Music is the theme of this delightful novel, a sequel to the author’s equally charming debut effort, “The Rainaldi Quartet,” which featured the luthier violin-repairer and -maker Giovanni Castiglione. This time, the mystery involves the violinist and composer Paganini, whose virtuosity and audacity provide Mr. Adams with a wealth of material to inform and entertain the reader.
Paganini’s violin, the famous “Cannon,” is kept in Genoa where it is provided every two years to the winner of a competition to play at a concert. The winner of the current competition, a young Russian virtuoso dominated, of course, by his mother, detects a flaw in the instrument which is brought to Giovanni to inspect and hopefully to repair. This transaction gives Giovanni the opportunity not only to befriend the young artist, providing one theme in this mystery, but to become involved in a couple of murders, the outgrowth of events in Paganini’s life.

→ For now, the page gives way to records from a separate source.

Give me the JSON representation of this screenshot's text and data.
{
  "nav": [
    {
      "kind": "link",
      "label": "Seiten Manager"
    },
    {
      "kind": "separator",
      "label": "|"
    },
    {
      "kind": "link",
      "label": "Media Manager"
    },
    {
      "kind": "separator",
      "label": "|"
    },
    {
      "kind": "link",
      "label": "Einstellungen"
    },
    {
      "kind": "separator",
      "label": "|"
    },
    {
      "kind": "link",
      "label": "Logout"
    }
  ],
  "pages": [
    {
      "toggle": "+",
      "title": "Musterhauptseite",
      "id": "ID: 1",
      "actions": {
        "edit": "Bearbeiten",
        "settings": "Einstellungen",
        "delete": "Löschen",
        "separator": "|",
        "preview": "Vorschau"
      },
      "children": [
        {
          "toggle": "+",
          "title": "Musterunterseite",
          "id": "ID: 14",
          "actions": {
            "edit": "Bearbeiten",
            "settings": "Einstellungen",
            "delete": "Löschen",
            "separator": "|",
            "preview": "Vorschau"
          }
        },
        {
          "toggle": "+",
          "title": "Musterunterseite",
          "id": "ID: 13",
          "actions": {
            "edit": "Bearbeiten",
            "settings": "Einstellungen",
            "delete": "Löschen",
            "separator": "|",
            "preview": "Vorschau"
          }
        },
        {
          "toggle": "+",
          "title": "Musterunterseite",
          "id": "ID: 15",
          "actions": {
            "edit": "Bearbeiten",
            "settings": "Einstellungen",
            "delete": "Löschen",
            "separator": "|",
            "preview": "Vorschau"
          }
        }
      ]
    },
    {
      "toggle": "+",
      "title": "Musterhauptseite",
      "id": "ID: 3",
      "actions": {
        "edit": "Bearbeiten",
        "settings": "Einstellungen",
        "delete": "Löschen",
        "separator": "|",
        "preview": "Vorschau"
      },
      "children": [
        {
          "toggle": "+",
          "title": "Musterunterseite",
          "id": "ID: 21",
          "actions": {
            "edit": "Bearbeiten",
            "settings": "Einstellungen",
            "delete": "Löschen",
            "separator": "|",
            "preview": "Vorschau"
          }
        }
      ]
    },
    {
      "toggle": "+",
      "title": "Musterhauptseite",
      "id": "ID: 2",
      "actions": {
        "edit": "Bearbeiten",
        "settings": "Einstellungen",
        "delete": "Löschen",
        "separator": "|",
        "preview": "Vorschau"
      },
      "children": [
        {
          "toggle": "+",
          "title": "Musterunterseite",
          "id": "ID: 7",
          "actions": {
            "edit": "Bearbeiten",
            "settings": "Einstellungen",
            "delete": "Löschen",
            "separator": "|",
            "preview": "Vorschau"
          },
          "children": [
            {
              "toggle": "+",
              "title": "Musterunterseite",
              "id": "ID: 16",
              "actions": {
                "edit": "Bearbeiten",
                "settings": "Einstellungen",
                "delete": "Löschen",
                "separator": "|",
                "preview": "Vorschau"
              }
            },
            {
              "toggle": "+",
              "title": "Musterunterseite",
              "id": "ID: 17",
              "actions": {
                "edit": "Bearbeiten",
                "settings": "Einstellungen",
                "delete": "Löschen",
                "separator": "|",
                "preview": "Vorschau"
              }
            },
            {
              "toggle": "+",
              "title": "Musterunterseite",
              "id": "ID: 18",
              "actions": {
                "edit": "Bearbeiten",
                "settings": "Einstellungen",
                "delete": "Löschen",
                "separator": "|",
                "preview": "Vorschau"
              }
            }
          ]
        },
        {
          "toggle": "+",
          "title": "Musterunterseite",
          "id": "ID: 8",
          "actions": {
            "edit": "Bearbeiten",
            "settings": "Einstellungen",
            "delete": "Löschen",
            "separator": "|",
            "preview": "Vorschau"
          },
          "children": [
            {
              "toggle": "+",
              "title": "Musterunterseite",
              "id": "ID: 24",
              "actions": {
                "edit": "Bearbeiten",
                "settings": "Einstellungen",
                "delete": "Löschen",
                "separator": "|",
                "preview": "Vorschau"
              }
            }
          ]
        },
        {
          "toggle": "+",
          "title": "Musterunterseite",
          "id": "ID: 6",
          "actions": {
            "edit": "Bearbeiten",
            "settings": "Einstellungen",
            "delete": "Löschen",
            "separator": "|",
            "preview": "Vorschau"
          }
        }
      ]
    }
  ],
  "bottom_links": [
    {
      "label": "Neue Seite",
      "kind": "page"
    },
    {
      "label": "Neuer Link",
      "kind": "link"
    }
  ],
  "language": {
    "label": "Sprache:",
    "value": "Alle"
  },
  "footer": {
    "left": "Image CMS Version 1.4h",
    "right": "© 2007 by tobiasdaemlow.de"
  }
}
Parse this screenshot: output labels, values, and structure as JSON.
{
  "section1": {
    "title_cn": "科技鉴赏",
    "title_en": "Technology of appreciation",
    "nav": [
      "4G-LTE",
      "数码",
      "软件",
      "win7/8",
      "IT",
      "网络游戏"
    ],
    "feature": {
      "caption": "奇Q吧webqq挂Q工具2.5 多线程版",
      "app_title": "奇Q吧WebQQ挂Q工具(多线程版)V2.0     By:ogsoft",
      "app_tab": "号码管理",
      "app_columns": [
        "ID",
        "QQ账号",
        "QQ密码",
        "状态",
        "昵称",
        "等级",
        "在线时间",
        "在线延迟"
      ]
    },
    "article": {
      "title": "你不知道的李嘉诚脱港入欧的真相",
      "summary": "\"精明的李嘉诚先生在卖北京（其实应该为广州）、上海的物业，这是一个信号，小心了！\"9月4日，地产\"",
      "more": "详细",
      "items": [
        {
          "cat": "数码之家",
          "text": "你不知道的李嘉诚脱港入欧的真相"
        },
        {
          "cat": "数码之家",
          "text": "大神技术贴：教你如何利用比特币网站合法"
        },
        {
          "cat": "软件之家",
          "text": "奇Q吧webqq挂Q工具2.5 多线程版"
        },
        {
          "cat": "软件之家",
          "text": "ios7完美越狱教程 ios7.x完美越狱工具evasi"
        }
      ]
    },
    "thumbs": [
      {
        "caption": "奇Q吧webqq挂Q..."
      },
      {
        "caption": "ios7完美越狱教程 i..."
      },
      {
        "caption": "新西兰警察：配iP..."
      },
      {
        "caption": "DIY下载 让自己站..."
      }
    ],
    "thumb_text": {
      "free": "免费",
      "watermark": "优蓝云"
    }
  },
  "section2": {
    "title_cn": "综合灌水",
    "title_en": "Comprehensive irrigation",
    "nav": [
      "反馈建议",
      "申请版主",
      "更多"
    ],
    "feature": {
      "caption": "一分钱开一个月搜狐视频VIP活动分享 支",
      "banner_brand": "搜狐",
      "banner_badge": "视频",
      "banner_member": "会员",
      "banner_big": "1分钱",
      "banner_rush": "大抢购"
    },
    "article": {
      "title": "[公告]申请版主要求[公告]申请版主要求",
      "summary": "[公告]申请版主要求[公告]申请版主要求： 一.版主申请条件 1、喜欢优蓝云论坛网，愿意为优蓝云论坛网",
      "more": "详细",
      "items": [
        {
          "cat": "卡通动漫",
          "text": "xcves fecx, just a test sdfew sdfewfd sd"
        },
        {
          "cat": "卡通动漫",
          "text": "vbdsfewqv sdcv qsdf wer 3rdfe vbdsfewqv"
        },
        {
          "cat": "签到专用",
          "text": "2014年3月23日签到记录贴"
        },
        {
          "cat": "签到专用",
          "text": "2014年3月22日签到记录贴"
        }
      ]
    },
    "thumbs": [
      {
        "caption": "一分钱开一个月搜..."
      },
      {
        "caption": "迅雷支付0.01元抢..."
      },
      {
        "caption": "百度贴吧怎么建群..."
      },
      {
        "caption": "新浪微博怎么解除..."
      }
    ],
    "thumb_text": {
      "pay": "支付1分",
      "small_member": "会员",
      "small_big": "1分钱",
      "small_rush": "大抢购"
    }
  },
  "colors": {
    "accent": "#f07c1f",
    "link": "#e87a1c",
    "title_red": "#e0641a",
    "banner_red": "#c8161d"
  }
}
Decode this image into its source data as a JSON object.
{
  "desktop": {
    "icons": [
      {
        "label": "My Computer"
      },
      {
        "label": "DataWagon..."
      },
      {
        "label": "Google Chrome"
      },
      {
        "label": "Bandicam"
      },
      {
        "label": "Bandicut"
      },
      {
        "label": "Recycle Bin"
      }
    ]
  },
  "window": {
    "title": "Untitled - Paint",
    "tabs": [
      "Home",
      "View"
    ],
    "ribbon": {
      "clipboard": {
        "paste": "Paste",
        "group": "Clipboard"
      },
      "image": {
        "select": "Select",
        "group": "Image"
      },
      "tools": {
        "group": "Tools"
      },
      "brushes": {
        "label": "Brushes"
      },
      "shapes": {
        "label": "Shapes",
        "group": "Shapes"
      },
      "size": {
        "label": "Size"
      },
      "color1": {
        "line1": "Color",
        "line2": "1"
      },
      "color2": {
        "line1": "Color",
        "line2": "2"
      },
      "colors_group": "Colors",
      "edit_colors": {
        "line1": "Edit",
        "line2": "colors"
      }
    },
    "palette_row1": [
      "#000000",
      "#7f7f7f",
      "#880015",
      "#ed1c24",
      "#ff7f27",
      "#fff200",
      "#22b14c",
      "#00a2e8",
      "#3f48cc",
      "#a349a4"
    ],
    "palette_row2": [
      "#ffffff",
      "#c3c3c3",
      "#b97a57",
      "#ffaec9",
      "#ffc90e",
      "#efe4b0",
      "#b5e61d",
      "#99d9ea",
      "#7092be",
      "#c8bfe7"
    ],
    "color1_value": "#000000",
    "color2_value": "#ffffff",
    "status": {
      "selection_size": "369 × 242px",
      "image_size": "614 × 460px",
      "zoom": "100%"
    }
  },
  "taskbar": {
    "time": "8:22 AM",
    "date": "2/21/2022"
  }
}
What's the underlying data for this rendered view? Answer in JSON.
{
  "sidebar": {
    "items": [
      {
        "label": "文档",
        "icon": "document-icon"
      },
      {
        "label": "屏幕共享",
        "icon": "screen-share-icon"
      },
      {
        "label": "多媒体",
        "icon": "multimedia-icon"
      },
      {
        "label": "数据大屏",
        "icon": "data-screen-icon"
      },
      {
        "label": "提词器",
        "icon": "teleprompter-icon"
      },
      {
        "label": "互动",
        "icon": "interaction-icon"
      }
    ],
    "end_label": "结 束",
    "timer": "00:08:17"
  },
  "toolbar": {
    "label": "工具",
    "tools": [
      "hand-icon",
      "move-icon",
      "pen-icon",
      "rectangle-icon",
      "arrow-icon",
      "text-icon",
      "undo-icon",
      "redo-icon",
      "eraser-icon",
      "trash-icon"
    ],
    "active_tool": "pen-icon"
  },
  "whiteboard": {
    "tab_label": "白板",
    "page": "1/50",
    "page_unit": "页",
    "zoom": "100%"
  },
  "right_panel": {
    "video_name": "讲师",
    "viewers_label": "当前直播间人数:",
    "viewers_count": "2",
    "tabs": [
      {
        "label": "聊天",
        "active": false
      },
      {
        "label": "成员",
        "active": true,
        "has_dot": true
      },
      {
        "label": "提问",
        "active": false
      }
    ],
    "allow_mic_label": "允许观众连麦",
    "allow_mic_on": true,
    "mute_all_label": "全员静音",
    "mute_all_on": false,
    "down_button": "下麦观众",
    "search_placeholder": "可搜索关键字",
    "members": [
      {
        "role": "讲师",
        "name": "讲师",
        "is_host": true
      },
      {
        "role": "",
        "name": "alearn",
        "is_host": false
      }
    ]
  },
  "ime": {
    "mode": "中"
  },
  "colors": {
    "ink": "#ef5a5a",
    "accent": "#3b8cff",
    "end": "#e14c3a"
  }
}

When a visitor from Paris is found dead in his hotel room with a torn fragment of a musical score, detective Antonio Guastafeste asks his friend Giovanni for help, and the two go on to investigate not one but three murders and the reasons behind them. Along the way we are treated to such detail about violin making, the life of a child prodigy, and the history of Paganini’s career and life that we are almost overwhelmed (but joyfully entertained) in this fast-reading mystery. Highly recommended.